- Born: c. 2000

Gymnastics career
- Discipline: Wheel gymnastics
- Country represented: Netherlands
- Medal record
Women's wheel gymnastics
Representing Netherlands
World Championships
| Silver medal – second place | 2026 Göttingen | Straight line |
Junior World Championships
| Bronze medal – third place | 2018 Magglingen | Vault |

= Marinde Smolders =

Dutch wheel gymnast

Marinde Smolders (born c. 2000) is a Dutch wheel gymnast. She is a World Championship silver medalist in straight line (2026).

== Career ==
Smolders began her athletic career at age of five in classical artistic gymnastics. At age 13, she discovered wheel gymnastics and decided to switch sports.

She achieved international success in junior competitions: at the 2018 Junior World Championships in Magglingen, Switzerland, she won the bronze medal in vault.

Following high school, she began studying psychology at Erasmus University Rotterdam, where she was supported as a student-athlete through the university's Erasmus Sport program.

Smolders faced major health setbacks during her career.
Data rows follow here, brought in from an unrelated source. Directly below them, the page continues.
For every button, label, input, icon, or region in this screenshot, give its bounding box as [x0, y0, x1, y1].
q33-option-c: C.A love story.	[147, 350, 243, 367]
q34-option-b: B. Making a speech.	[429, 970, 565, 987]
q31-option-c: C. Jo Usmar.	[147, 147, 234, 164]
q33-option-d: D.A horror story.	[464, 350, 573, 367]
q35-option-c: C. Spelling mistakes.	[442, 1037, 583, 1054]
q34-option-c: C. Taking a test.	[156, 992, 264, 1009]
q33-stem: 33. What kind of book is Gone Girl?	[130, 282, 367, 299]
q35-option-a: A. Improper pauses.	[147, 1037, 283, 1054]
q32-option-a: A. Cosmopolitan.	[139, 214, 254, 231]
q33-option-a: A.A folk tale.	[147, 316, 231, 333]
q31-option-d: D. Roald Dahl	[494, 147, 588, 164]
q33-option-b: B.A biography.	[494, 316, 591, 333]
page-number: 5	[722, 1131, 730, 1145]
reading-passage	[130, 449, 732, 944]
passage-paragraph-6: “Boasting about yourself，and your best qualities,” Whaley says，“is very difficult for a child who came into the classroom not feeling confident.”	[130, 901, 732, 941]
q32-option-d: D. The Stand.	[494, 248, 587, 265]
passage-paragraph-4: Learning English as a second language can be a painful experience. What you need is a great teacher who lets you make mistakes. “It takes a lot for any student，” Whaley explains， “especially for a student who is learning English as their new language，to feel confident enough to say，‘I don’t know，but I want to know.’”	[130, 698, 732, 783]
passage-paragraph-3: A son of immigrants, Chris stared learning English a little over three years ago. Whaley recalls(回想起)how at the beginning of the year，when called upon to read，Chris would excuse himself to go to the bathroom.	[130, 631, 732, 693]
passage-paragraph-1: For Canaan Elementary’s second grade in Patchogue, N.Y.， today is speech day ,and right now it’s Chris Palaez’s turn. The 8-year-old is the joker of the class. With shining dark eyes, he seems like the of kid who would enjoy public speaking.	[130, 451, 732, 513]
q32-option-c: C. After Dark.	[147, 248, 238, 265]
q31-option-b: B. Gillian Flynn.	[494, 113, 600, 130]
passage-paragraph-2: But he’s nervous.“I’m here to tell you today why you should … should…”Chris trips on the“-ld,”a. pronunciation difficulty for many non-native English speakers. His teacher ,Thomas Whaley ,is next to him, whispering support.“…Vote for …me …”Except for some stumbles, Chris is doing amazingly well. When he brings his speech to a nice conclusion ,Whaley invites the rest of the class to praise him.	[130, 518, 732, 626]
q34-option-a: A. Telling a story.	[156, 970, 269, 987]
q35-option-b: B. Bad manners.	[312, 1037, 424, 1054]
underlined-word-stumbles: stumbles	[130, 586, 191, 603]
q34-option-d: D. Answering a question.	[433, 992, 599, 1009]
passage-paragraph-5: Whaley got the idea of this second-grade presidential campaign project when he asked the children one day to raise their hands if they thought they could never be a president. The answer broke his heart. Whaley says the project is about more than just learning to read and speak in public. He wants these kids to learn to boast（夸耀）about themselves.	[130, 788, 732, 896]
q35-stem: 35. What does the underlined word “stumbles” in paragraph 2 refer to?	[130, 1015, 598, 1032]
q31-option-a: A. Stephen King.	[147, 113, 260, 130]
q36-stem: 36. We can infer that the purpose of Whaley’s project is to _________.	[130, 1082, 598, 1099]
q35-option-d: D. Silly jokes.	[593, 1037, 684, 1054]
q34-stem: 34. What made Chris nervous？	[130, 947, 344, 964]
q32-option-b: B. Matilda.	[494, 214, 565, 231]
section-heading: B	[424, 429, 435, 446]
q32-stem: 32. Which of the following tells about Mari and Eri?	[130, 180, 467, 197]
Roughly three years prior to the 2024 World Championships, she broke her ankle and tore ligaments, requiring a two-year rehabilitation period. In 2023, she successfully returned to active competition.

In 2024, she capped her comeback on the national stage by winning gold medals in both all-around and vault at the Dutch National Championships (NK). For her achievements, she was honored in her hometown of Krimpen aan den IJssel at the "Avond van de Sport". Later that year, she competed at the home World Championships in Almere, Netherlands.

At the 2026 World Championships in Göttingen, Smolders achieved her greatest senior success to date by winning the silver medal in the straight line final.